Following short chapters on settlement considerations and case management conferences, the main part of the “Guidelines” consists of eleven “Topic Sheets” that follow the sequence of the arbitration process:
- Request for Arbitration
- Answer and Counterclaims
- Multiparty Arbitration
- Early Determination of Issues
- Rounds of Written Submissions
- Document Production
- Need for Fact Witnesses
- Fact Witness Statements
- Expert Witnesses (pre-hearing issues)
- Hearing on the Merits (including witness issues)
- Post-Hearing Briefs
For each of the topics, the “Guidelines” set out the relevant provisions in the ICC Rules, and the options that the parties have in designing the process. They then discuss the pros and cons and provide a cost-benefit analysis.
On document production for example, always a topic where civil law parties have strong feelings, the “Guidelines” set out the spectrum from the Germanic “no production” to the Anglo-Saxon “full production” model, including intermediate solutions. The “Guidelines” encourage the parties to “explore whether they can effectively meet their burden of proof with the documents that are already in their possession and whether the other side is likely to have documents that are genuinely useful for the first party to make its case.” This sounds perfectly reasonable from a civil law perspective, but perhaps less so to a common law party, or to a common law arbitration counsel, for that matter. When discussing document production at a case management conference, it may be helpful to refer to the “Guidelines” and point to the ICC’s suggestion in the hope that it is less easily rejected than a party proposal along the same lines would be.

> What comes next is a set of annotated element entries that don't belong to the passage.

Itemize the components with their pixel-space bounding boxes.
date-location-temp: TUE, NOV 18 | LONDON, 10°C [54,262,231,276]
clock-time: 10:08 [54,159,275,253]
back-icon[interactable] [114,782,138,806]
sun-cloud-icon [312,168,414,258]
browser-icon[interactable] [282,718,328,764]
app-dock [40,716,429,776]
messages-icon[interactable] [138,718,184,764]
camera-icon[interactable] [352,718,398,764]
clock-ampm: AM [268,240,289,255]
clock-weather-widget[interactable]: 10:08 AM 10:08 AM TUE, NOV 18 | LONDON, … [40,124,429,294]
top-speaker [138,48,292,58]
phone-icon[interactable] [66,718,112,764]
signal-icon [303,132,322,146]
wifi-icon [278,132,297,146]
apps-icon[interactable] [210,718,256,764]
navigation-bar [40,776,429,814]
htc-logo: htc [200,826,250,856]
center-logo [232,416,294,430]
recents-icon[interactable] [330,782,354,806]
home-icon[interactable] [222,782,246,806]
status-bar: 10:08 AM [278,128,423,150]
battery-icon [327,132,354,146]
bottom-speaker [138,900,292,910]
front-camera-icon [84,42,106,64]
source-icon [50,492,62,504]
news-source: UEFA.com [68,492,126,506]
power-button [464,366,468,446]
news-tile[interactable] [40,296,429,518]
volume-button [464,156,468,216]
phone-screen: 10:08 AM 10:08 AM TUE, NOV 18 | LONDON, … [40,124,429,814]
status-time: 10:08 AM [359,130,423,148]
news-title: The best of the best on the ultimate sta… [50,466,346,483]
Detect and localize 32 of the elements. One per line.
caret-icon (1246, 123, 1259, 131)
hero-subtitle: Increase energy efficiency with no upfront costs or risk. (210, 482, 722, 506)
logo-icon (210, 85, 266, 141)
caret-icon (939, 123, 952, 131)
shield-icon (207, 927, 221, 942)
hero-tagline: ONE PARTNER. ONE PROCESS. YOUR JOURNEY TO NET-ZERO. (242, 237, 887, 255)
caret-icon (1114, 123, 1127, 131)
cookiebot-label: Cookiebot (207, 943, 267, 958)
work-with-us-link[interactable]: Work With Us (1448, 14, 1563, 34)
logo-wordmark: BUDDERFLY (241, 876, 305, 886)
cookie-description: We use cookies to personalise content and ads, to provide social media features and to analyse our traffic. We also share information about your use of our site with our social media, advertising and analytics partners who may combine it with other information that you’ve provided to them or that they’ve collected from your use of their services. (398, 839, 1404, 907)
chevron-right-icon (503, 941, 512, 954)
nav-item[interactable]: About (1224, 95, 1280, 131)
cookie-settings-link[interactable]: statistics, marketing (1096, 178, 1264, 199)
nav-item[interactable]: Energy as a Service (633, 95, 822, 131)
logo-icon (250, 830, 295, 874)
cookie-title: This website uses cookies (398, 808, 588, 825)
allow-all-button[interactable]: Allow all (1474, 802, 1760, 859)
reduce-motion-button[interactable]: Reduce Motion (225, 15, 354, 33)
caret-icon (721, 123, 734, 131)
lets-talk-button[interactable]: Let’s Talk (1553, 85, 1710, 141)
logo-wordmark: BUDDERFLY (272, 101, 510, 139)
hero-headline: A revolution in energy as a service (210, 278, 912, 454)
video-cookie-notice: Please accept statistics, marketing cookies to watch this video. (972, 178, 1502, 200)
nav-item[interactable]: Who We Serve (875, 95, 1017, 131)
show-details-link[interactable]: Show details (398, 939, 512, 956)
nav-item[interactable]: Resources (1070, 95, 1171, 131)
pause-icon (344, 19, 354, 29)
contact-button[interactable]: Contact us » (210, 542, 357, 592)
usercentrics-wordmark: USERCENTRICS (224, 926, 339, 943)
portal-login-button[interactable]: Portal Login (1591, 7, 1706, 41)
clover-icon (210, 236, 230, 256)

Over at the Kluwer Arbitration Blog, Mirèze Philippe and Michael McIlwrath cover the launch event for the “Guidelines” that was held in Paris. Michael McIlwrath’s post reports John Beechy, the President of the ICC Court of Arbitration, calling upon the parties to accept their share of responsibility to make arbitration more efficient. This theme is echoed in introduction to the “Guidelines”. The ICC reports its findings as to the costs of arbitration:
- 82% of the costs of an arbitration were party costs, including lawyers’ fees and expenses, expenses related to witness and expert evidence, and other costs incurred by the parties for the arbitration;
- 16% of the costs covered arbitrators’ fees and expenses;
- 2% of the costs covered ICC administrative expenses
So there seems indeed to be plenty of scope for savings that the parties, more or less, control.
The ultimate test for the “Guidelines” in my capacity as arbitration counsel is the following: Would I send a copy of the guide to an in-house lawyer that I am working with and suggest that she reads it? At first, I was somewhat hesitant, and the length of the document, at more than 60 pages, was one aspect that let me hesitate. But having looked at the “Guidelines” in more detail, I found it to be a well-organized document that breaks the issues down into useful bits and pieces. So today, I did send it out to a client and suggested that we use it as an agenda for our initial discussion of the new arbitration we are jointly embarking on.